En l’espèce, la CPAM de l’Aisne a informé la société, [2] de la saisine du CRRMP par lettre recommandée avec avis de réception du 9 août 2023, information diffusée également par courriel en date du 10 août 2023 . Ce pli informait l’employeur qu’il disposait d’un délai expirant le 8 septembre 2023 pour consulter et compléter le dossier puis d’un délai expirant le 19 septembre 2023 pour formuler des observations sans joindre de nouvelles pièces.
Il s’ensuit que, conformément aux règles de computation des délais prescrites aux articles 641 et 642 du Code de procédure civile, la société, [4] a bénéficié d’un délai de 29 jours utiles à compter de la réception de la lettre recommandée pour consulter et compléter le dossier.

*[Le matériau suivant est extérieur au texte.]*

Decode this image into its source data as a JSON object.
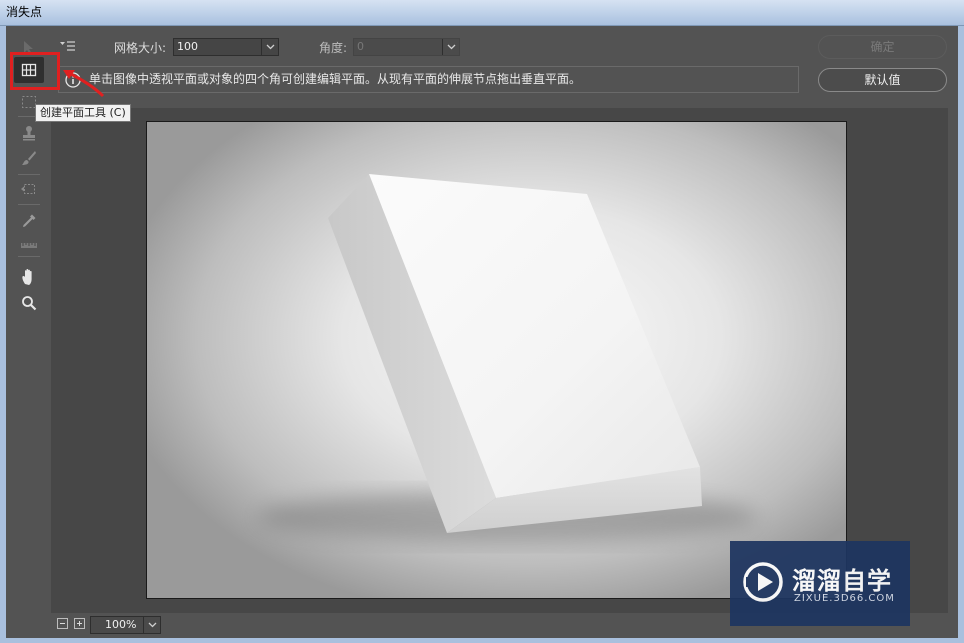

Ainsi, la notification ne répond pas aux exigences de l’article R. 461-10 précité, dès lors que la caisse n’a pas mis l’employeur en mesure de bénéficier du délai de 30 jours imparti pour consulter et compléter le dossier.
Dans ces conditions, la sanction, certes non expressément prévue par le texte applicable, ne peut néanmoins qu’être celle de l’inopposabilité, à l’égard de la société, [2], de la décision de prise en charge de la maladie professionnelle de, [Y], [A] pour non-respect du caractère contradictoire de la procédure.
Sur les frais du procès et l’exécution privisoire,
Sur les dépens,
Aux termes de l’article 696 du code de procédure civile, la partie perdante est condamnée aux dépens, à moins que le ou la juge, par décision motivée, n’en mette la totalité ou une fraction à la charge d’une autre partie.
En l’espèce, la CPAM de l’Aisne, partie qui succombe, sera condamnée aux dépens.
Sur l’exécution provisoire,
En droit commun, et aux termes de l’article 514 du code de procédure civile applicable aux instances introduites à compter du 1er janvier 2020, les décisions de première instance sont désormais exécutoire à titre provisoire de droit, à moins que la loi ou la décision rendue n’en dispose autrement.
En contentieux social, aux termes de l’article R.142-10-6 du code de sécurité sociale, le tribunal peut – et non doit – ordonner l’exécution par provision de toutes ses décisions.
En conséquence, et eu égard à l’issue du litige, l’exécution provisoire ne sera pas ordonnée.
PAR CES MOTIFS,
Le tribunal statuant publiquement, après débats publics et en avoir délibéré conformément à la loi, par jugement contradictoire, rendu en premier ressort par mise à disposition au greffe,
DECLARE le recours formé par la société, [2] recevable ;
DECLARE inopposable à la société, [2] la décision de la Caisse Primaire d’Assurance Maladie de l’Aisne du 22 novembre 2023 de prise en charge de la maladie déclarée par, [Y], [A] le 17 novembre 2023 au titre de la législation professionnelle ;
CONDAMNE la Caisse Primaire d’Assurance Maladie de l’Aisne aux dépens ;
RAPPELLE que les parties disposent d’un délai de 1 mois à compter de la notification ou de la signification de la présente décision pour interjeter appel devant la Cour d’appel.
Ainsi jugé et prononcé les jour, mois et an susdits. Le présent jugement a été signé par la Présidente, Camille SAMBRES, et par le greffier, Stéphane DELOT, du pôle social.